Regeling vervallen per 01-02-2017

Beleidsregels head-, smart- en growshops

Geldend van 01-01-2010 t/m 31-01-2017

Intitulé

Beleidsregels head-, smart- en growshops

 

Om de aantasting van de openbare orde en/of de negatieve beïnvloeding van het woon- en leefklimaat door de exploitatie van head-, smart- en growshops te voorkomen is een vergunningstelsel voor deze winkels in het leven geroepen. Het betreft winkels die in hoofdzaak of als belangrijke nevenactiviteit producten verkopen die omschreven kunnen worden als hallucinerende middelen (ecodrugs), die niet verboden zijn op grond van de Opiumwet, of die dienst (kunnen) doen voor het gebruik of de productie van cannabis.

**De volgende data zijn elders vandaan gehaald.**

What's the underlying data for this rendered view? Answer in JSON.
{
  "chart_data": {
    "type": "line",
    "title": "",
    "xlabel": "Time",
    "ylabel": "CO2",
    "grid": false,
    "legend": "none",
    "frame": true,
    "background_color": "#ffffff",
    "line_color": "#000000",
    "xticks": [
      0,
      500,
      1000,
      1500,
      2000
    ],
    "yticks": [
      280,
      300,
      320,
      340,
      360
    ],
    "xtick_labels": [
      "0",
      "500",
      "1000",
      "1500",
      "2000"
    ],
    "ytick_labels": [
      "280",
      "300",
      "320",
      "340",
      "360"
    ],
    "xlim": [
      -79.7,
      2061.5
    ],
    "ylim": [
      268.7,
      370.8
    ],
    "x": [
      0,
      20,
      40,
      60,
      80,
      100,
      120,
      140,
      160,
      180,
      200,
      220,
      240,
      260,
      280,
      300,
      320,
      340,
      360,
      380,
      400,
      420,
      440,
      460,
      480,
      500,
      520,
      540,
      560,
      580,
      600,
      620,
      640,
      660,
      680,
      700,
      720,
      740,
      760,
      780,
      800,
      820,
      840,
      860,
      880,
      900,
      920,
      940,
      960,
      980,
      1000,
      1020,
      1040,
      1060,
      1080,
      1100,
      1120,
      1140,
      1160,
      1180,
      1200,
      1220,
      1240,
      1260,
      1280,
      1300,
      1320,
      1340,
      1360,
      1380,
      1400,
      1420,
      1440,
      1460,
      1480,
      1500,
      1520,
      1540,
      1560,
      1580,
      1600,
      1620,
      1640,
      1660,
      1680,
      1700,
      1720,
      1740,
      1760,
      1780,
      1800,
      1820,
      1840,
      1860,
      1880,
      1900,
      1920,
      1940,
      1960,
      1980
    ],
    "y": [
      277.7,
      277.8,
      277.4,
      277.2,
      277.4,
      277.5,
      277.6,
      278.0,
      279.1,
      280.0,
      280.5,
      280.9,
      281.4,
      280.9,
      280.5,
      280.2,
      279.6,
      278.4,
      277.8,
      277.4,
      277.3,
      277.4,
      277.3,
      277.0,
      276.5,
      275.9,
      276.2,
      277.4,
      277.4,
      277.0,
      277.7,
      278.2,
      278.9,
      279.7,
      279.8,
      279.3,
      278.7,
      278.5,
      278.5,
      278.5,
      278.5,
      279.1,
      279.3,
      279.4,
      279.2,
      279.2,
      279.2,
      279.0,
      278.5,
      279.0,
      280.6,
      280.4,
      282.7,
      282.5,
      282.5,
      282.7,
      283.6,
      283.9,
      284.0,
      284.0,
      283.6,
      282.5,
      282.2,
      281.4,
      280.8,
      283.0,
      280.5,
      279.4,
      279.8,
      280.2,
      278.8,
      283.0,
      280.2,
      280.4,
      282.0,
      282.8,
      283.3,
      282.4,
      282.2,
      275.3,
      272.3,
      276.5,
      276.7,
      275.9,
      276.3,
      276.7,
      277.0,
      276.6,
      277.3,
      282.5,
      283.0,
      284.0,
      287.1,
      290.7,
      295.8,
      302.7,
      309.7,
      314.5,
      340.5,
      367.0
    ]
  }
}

Dit vergunningstelsel (op grond van de APV Venlo) houdt in dat iedere ondernemer van een head-, smart- of growshop dient te beschikken over een door de burgemeester verleende vergunning (een zogenaamde winkelvergunning). Ondernemers die een nieuwe head-, smart- of growshop willen starten dienen eerst een vergunning aan te vragen. Pas als de burgmeester vergunning heeft verleend mag de winkel voor publiek geopend worden.

De burgemeester heeft met betrekking tot de hem toekomende bevoegdheid in dit verband de volgende beleidsregels vastgesteld.

  • Ter bescherming van het woon- en leefklimaat wordt het aantal head-, smart- en growshops beperkt. Slechts voor de exploitatie van een maximum aantal van drie inrichtingen, te weten één per soort, wordt vergunning verleend.

  • Indien een head-, smart- of growshop wordt geëxploiteerd zonder geldige winkelvergunning dan zal de burgemeester tot sluiting overgaan.

  • Indien in of vanuit een winkel verdovende middelen worden verhandeld of daartoe aanwezig zijn zal - ongeacht of de exploitant/leidinggevende van de zaak daarbij betrokken is - daartegen streng opgetreden worden. Daarbij wordt gehandeld overeenkomstig hetgeen in de ‘Beleidsregels ter voorkoming en ter bestrijding van drugsoverlast’ ten aanzien van horeca-inrichtingen is opgenomen.

  • Bij de beoordeling van een aanvraag om vergunning zal ook rekening worden gehouden met de omstandigheid dat een leidinggevende gedurende de laatste vijf jaren betrokken is geweest bij de exploitatie van een lokaal of het gebruik van een woning, ten aanzien waarvan een waarschuwing/sluiting heeft plaats gehad.

  • Indien een winkel voor publiek geopend is dient steeds een leidinggevende, die staat vermeld op de vergunning, in de winkel aanwezig te zijn. Wordt in strijd gehandeld met deze verplichting dan worden maatregelen genomen. Daarbij wordt gehandeld overeenkomstig de ‘Beleidsregels aanwezigheid leidinggevenden in horecabedrijven’, met dien verstande dat dan toepassing wordt gegeven aan de voor winkels geldende wettelijke bepalingen (Hoofdstuk 2, Afdeling 10a, art. 2:41 t/m 2:41L APV Venlo).